Compared to planning, markets excel at turning byproducts into inputs because they use dispersed local knowledge through competition. Once again, in Hayek’s words, competition is a discovery procedure for “such facts as, without resort to it, would not be known to anyone”.
The information for a more circular economy to happen simply does not exist without the market processes to reveal it. While government trials and pilots might yield isolated insights they cannot replicate this dynamic, decentralised discovery process.
Free market environmentalism
The circular economy idea connects directly to free market environmentalism, which has long recognised that environmental outcomes can emerge from market processes rather than central planning. Historically, we have seen private firms find value in ‘waste’ through ‘inter-firm recycling initiatives’ where circularity emerged naturally, driven by profit incentives rather than sustainability mandates.
Rather than treating environmental challenges as public goods problems requiring intervention, free market environmentalism frames them as coordination problems that better institutions — specifically markets and property rights — can solve more effectively than central planning. But these markets only emerge when entrepreneurs discover ways to create value despite constraints.
Technology accelerates circularity
Market solutions are constrained by transaction costs and information decay. When the costs of finding, verifying, and exchanging materials exceed their potential value, markets fail to emerge – regardless of whether or not they work in theory. When environmental externalities remain unpriced due to high measurement costs or poorly defined property rights, markets struggle to internalise these costs.
But today’s frontier technologies are dramatically reducing these barriers, making market-based environmental solutions more viable than ever.
Blockchains can establish persistent, trustworthy records of a product’s entire lifecycle, creating digital property rights and provenance tracking that combat information decay (if we can overcome some of the coordination problems).
Meanwhile, artificial intelligence reduces search and matching costs, helping to connect secondary resources with their optimal uses at scale previously impossible. As AI agents become more advanced, and we make them more aligned with our economic preferences, they may identify and execute profitable trades of resources. A longer-term vision of this is hyper-barter (an economy beyond markets and prices where AI agents trade liquid digital assets at high frequency).
But what should governments do?
Even if governments understand this information problem, centralised top-down solutions will not keep pace with how fast our private institutions are shifting. The convergence of AI and blockchains in particular will create a rapid institutional evolution in how resources are tracked, valued, and exchanged.
Instead, effective policy requires both: (1) broad-based economic reforms that reduce barriers to exchange and innovation, and (2) regulatory clarity for the frontier technologies supporting new markets.

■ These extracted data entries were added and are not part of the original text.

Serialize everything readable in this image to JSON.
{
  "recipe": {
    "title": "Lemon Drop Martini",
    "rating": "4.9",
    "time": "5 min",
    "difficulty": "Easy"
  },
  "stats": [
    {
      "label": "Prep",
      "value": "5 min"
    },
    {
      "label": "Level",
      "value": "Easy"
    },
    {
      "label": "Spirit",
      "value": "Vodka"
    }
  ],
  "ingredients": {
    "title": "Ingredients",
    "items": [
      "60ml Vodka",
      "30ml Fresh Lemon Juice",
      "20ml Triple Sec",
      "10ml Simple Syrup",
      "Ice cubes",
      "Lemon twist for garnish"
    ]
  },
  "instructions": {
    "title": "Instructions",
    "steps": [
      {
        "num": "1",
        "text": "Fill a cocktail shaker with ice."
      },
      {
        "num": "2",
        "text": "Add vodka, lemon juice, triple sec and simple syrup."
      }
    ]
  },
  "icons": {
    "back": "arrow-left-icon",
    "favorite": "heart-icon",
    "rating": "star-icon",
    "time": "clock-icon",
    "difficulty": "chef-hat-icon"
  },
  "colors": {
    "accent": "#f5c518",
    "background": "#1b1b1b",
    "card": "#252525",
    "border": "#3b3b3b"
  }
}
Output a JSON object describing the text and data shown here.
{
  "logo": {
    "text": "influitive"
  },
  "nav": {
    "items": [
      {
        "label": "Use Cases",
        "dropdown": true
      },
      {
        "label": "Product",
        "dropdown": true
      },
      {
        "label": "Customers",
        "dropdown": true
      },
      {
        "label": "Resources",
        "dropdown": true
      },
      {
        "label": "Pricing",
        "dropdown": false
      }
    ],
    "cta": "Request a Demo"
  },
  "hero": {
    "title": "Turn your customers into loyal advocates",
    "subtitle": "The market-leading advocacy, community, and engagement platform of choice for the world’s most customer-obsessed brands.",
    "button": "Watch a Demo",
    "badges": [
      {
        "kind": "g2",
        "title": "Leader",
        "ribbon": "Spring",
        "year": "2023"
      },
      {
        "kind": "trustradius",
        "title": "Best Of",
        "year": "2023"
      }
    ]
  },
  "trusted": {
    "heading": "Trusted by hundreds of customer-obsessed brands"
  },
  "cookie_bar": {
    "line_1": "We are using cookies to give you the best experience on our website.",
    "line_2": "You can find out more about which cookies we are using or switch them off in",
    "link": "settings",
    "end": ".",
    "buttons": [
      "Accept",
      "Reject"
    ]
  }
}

In their report, the Productivity Commission rightly identifies the need to harmonise inconsistent regulations, citing examples like battery disposal rules or waste classifications. This is welcome. But the focus on specific waste streams or activities already labelled 'circular' doesn’t go nearly far enough.
The reforms needed aren’t just tweaks to waste rules or new sustainability programs. We need deep, economy-wide changes that make it easier to do business, invest, trade freely, and innovate.
In addition governments should address barriers to the frontier technologies that provide the necessary infrastructure for these new markets. Providing clear, predictable frameworks for technologies like AI and blockchain – without prescribing their specific use – is key to building the market infrastructure needed to solve the deep information problem at the heart of circularity.
The circular economy will not be achieved by treating it like an isolated planning problem – we must unleash the markets and technologies that allow entrepreneurial discovery to thrive.